A1: Although the broad agenda will cover questions of trade, investment, and economic recovery, the primary concern of all three capitals is their security ties with the United States. Above all, Biden will endeavor to reassure the three governments that Washington’s improving relations with Moscow will not result in a deterioration of relations with the Central-East European region. President Obama’s recent decision to scuttle the planned missile defense shield in Central Europe has raised fears among several of America’s new allies that the United States may be accommodating Russia’s expansive strategic agenda. They are apprehensive that Washington’s desire to secure a nuclear arms treaty with Moscow and to gain Russia’s assistance with Iran, Afghanistan, and North Korea could blind the White House to Russia’s attempts to restore its “privileged interests” among former satellites. The perception of America’s withdrawal or disinterest could leave the region increasingly vulnerable to Moscow’s pressures.

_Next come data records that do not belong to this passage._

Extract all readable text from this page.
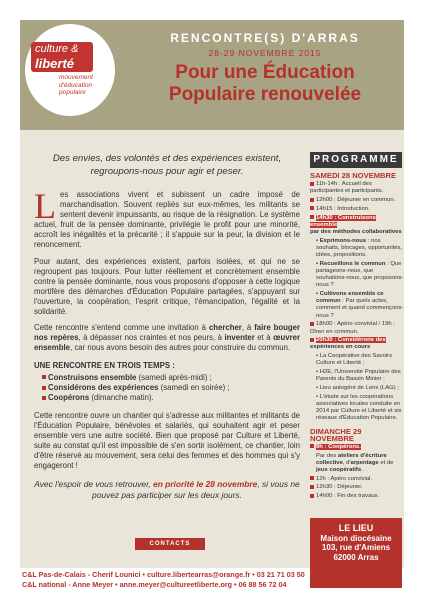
culture &
liberté
mouvement
d'éducation
populaire
RENCONTRE(S) D'ARRAS
28-29 NOVEMBRE 2015
Pour une Éducation
Populaire renouvelée
Des envies, des volontés et des expériences existent, regroupons-nous pour agir et peser.

Les associations vivent et subissent un cadre imposé de marchandisation. Souvent repliés sur eux-mêmes, les militants se sentent devenir impuissants, au risque de la résignation. Le système actuel, fruit de la pensée dominante, privilégie le profit pour une minorité, accroît les inégalités et la précarité ; il s'appuie sur la peur, la division et le renoncement.

Pour autant, des expériences existent, parfois isolées, et qui ne se regroupent pas toujours. Pour lutter réellement et concrètement ensemble contre la pensée dominante, nous vous proposons d'opposer à cette logique mortifère des démarches d'Éducation Populaire partagées, s'appuyant sur l'ouverture, la coopération, l'esprit critique, l'émancipation, l'égalité et la solidarité.

Cette rencontre s'entend comme une invitation à chercher, à faire bouger nos repères, à dépasser nos craintes et nos peurs, à inventer et à œuvrer ensemble, car nous avons besoin des autres pour construire du commun.

UNE RENCONTRE EN TROIS TEMPS :
Construisons ensemble (samedi après-midi) ;
Considérons des expériences (samedi en soirée) ;
Coopérons (dimanche matin).

Cette rencontre ouvre un chantier qui s'adresse aux militantes et militants de l'Éducation Populaire, bénévoles et salariés, qui souhaitent agir et peser ensemble vers une autre société. Bien que proposé par Culture et Liberté, suite au constat qu'il est impossible de s'en sortir isolément, ce chantier, loin d'être réservé au mouvement, sera celui des femmes et des hommes qui s'y engageront !

Avec l'espoir de vous retrouver, en priorité le 28 novembre, si vous ne pouvez pas participer sur les deux jours.
CONTACTS
PROGRAMME
SAMEDI 28 NOVEMBRE
11h-14h : Accueil des participantes et participants.
12h00 : Déjeuner en commun.
14h15 : Introduction.
14h30 : Construisons ensemble
par des méthodes collaboratives
• Exprimons-nous : nos souhaits, blocages, opportunités, idées, propositions.
• Recueillons le commun : Que partageons-nous, que souhaitons-nous, que proposons-nous ?
• Cultivons ensemble ce commun : Par quels actes, comment et quand commençons-nous ?
18h00 : Apéro convivial / 19h : Dîner en commun.
20h30 : Considérons des
expériences en cours
• La Coopérative des Savoirs Culture et Liberté ;
• H2E, l'Université Populaire des Parents du Bassin Minier ;
• Lieu autogéré de Lens (LAG) ;
• L'étude sur les coopérations associatives locales conduite en 2014 par Culture et Liberté et six réseaux d'Éducation Populaire.
DIMANCHE 29 NOVEMBRE
9h : Coopérons.
Par des ateliers d'écriture collective, d'arpentage et de jeux coopératifs.
12h : Apéro convivial.
12h30 : Déjeuner.
14h00 : Fin des travaux.
LE LIEU
Maison diocésaine
103, rue d'Amiens
62000 Arras
C&L Pas-de-Calais - Cherif Lounici • culture.libertearras@orange.fr • 03 21 71 03 50
C&L national - Anne Meyer • anne.meyer@cultureetliberte.org • 06 88 56 72 04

Q2: What is likely to be the result of the trip?
A2: Mr. Biden has a stellar record in support of the independence and NATO membership of the Central European countries and has expressed a realistic view of Russia’s ambitions. But he will also need to demonstrate that the United States will consolidate the security of the new NATO allies in practical and effective ways, for example, by helping to strengthen their defense capabilities and underscoring the applicability of NATO’s article 5 defense guarantees. For instance, he will be expected to confirm that the United States will deploy a battery of ground-to-air Patriot missiles in Poland and that Washington will include all three countries in discussions on the new antimissile system recently announced by President Obama.
Q3: How will the visit and its consequences be perceived in Moscow?
A3: Biden is treated with distrust if not disdain in the Kremlin because of his outspokenness about Russia’s belligerence toward its neighbors and his support for the independence and territorial integrity of Georgia and Ukraine. In a way, Moscow has already prepared for his visit by recently completing substantial military exercises in Belarus partly designed as a war scenario with NATO forces. The exercises further raised anxieties in the region over Russia’s long-term intentions, but they have also provided Biden with a valuable opportunity to reaffirm America’s commitment to the defense of NATO’s Central European members. In the aftermath of the vice president’s visit, the question of Central European security will be comprehensively explored by CSIS at an international conference in Washington on November 4, entitled “The United States and Central Europe: Converging or Diverging Strategic Interests?”
Janusz Bugajski holds the Lavrentis Lavrentiadis Chair at the Center for Strategic and International Studies in Washington, D.C., where he is also director of the New European Democracies Project and senior fellow with the Europe Program.